Opeli used Subreddit, R/ChangemyViewto create a measuring test of convincing AI reasoning models. The company revealed this on the system card-document describing how the AI-Stostal system works with the recent “reasoning” model, O3-Mini, on Friday.
Millions of Reddit users are members of R/ChangemyView, where they publish Balmy, hoping to learn about other points of view on a given topic. In response to these warm shots, other users correspond to convincing arguments explaining why the original poster is bad.
Subreddit is one of the many Reddit forums that are basically a gold mine for technology companies, such as OpenAI, which want to train AI models on high quality, man -generated data.
Opeli claims that he collects users’ posts from R/ChangemyView and asks his models AI to write answers in a closed environment that would change Reddit’s mind on a given topic. Then the company shows the answers to testers who assess how convincing the argument is, and finally Openai compares AI models to human answers to the same post.
ChatgPT-Maker has a licensing agreement with Reddit, which allows OpenAI to train posts from Reddit users and display these posts in their products. We don’t know what OpenAi pays for this content, but apparently Google pays reddit $ 60 million a year under a similar contract.
However, OPENAI informs TechCrunch that the grangemyView assessment is not related to the Reddit agreement. It is not clear how Opennai gained access to Subreddit data, and the company claims that there are no plans to publish this assessment of the audience.
While the BangemyView benchmark Openai is not recent – it was like that It is also used to evaluate O1 – emphasizes how valuable human data is for AI models programmers, as well as the shadowy ways to obtain technological data sets.
Reddit did not immediately answer Techcrunch for a comment.
While Reddit has concluded several AI license agreements, the company also called several AI companies to scrape its site without paying. Steve Huffman, CEO of Reddit, said The Verge last year Microsoft, anthropic and embarrassment refused to negotiate with him And he said that “there was real pain in the ass to block these companies.”

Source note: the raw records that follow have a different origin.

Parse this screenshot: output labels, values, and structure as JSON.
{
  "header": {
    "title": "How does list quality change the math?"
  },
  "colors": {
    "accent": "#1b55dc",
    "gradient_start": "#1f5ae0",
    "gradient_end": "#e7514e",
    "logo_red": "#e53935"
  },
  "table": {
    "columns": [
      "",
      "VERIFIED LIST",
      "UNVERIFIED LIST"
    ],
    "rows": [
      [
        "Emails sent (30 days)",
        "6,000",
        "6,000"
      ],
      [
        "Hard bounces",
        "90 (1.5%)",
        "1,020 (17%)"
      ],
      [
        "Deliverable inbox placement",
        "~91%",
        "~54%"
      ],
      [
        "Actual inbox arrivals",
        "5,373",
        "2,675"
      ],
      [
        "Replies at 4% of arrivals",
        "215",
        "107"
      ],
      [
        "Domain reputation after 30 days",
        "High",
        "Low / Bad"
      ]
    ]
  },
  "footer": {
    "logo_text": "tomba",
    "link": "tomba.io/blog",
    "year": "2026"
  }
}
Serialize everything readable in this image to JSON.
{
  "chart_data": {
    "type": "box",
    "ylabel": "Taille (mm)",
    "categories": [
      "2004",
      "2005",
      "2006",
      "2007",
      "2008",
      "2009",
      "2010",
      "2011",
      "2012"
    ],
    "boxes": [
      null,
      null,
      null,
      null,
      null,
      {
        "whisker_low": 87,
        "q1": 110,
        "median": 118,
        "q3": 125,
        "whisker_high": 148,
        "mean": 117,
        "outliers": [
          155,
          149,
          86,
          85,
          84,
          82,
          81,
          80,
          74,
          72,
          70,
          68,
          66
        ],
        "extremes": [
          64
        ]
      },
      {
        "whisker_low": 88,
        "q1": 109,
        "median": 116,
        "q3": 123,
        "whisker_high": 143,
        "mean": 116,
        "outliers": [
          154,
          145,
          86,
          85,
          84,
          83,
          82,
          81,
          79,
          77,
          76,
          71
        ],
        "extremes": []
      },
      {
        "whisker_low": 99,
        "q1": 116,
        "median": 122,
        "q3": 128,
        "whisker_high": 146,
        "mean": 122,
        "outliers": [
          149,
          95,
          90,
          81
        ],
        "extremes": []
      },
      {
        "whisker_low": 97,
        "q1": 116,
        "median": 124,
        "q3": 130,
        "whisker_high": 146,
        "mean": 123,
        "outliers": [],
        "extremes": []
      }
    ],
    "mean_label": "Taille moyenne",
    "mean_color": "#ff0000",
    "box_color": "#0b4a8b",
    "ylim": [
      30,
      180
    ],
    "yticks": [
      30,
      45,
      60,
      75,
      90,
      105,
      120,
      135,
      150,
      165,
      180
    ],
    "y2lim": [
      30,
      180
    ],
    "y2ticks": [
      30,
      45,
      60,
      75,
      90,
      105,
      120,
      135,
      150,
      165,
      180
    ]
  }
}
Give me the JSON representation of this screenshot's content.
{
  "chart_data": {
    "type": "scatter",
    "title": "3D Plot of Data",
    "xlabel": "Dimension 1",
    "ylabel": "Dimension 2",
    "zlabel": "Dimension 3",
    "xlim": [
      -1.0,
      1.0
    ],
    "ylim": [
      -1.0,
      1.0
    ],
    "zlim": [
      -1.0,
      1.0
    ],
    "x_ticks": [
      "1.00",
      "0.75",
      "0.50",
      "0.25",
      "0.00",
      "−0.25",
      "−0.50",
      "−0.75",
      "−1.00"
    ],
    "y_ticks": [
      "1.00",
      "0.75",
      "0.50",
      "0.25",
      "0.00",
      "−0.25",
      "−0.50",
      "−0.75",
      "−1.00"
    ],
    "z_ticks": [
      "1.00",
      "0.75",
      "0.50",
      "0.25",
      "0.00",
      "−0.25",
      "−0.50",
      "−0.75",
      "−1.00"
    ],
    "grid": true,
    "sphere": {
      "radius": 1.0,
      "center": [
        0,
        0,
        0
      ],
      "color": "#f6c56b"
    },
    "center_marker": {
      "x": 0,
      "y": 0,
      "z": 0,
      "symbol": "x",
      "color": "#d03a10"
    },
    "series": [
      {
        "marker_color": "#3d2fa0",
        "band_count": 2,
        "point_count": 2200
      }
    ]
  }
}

In particular, Opennai was accused of several lawsuits of improperly scratching sites, including the Up-to-date York Times, to get more training data to improve chatgpt and its basic AI models.
In terms of performance in terms of ChangemyView, O3-Mini does not seem to work much better or worse than O1 or GPT-4O. However, the latest AI Openai models seem to be more convincing than most people on Podreddit R/ChangmyView.
“All GPT-4O, O3-Mini and O1 show strong convincing skills of arguments in the first 80-90. percentile of people, ”Openai said on the O3-Mini system card. “Currently, we are not witnessing that the models work much better than people or tidy superhuman performance.”
Openai’s goal is not to create hyperpersywasy AI models, but instead of making sure that AI models do not become too convincing. Models of reasoning have become quite good in persuasion and fraud, so Opeli has developed recent grades and security to solve this problem.
Fear motivating these tests of persuasion is that the AI model would be hazardous if it was very good in the belief of its people. Theoretically, this can allow advanced artificial intelligence to implement your own program or program that controls it.
Even after scraping the majority of public internet and jumping through the rims to licensing other data, the ChangmyView benchmark shows how AI models programmers are still trying to find high -quality data sets to test their models. But getting them is easier to say than to do.